REPUBLIKA.CO.ID, JAKARTA – Pemerintah sudah mengeluarkan paket kebijakan II untuk merespon lesunya ekonomi nasional. Namun, isi paket kebijakan II yang diumumkan pada Selasa (29/9), berbeda dengan paket kebijakan ekonomi I. Dimana kali ini, Pemerintah fokus di investasi dan Industri.
Paket kebijakan II berisi sejumlah perizinan yang mempercepat pengurusan tax holiday dan tax Allowance dimana prosesnya tidak sampai dua bulan. Serta tidak dikenakannya Pajak Pendapatan Nilai (PPN) bagi alat transportasi terutama galangan kapal, kereta api dan pesawat beserta suku cadangnya.
Kendati demikian menurut pengamat ekonomi Universitas Indonesia Riant Nugroho paket kebijakan II masih akan menghadapi tantangannya tersendiri. Terlebih lagi saat berbenturan dengan kebijakan yang kontraproduktif.
“Fokusnya industri besar itu sudah benar, tinggal tantangannya yaitu kita mempunyai kebijakan yang kontradiktif. Satu sisi ada kemudahan investasi yang dibuka luar biasa besar, namun disisi lain bidang pekerjaan tidak menguntungkan industri, juga perpajakan dan proses bisnis,” jelas Riant Nugroho saat dihubungi Republika, Rabu (30/9).

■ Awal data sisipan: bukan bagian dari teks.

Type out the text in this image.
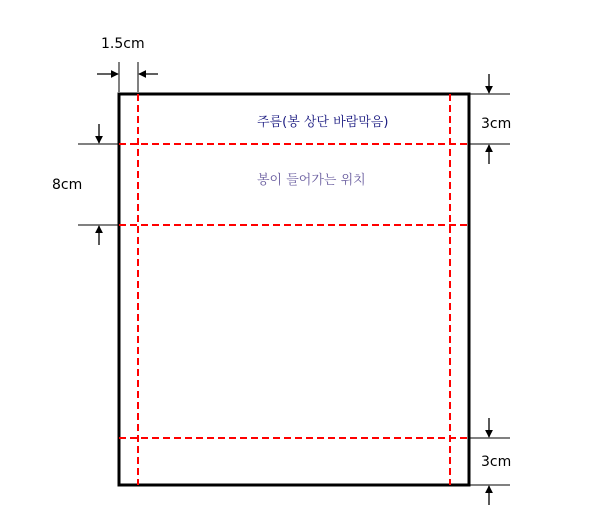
1.5cm
3cm
8cm
3cm
주름(봉 상단 바람막음)
봉이 들어가는 위치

Dia mencontohkan dengan munculnya e-faktur dimana semua transaksi bisnis harus menggunakan e-faktur. Kata dia demgan begitu maka seluruh transaksi bisnis akan bisa dikontrol oleh Dirjen pajak sehingga tidak melenceng pajaknya.
“Sehingga, kebijakan membuka industri dan investasi akan terkendala oleh kebijakan yang kontra produktif, terutama berhubungan dengan e-faktur, dan ketenagakerjaan” jelasnya.
Selain itu terkait percepatan perizinan yang juga terdapat dalam paket kebijakan II, kata Riant ada kemungkinan mengalami hambatan saat dibenturkan dengan kebijakan otonomi daerah. Bahakan tak menutup kemungkinan adanya money politic dalam percepatan perizinan tersebut.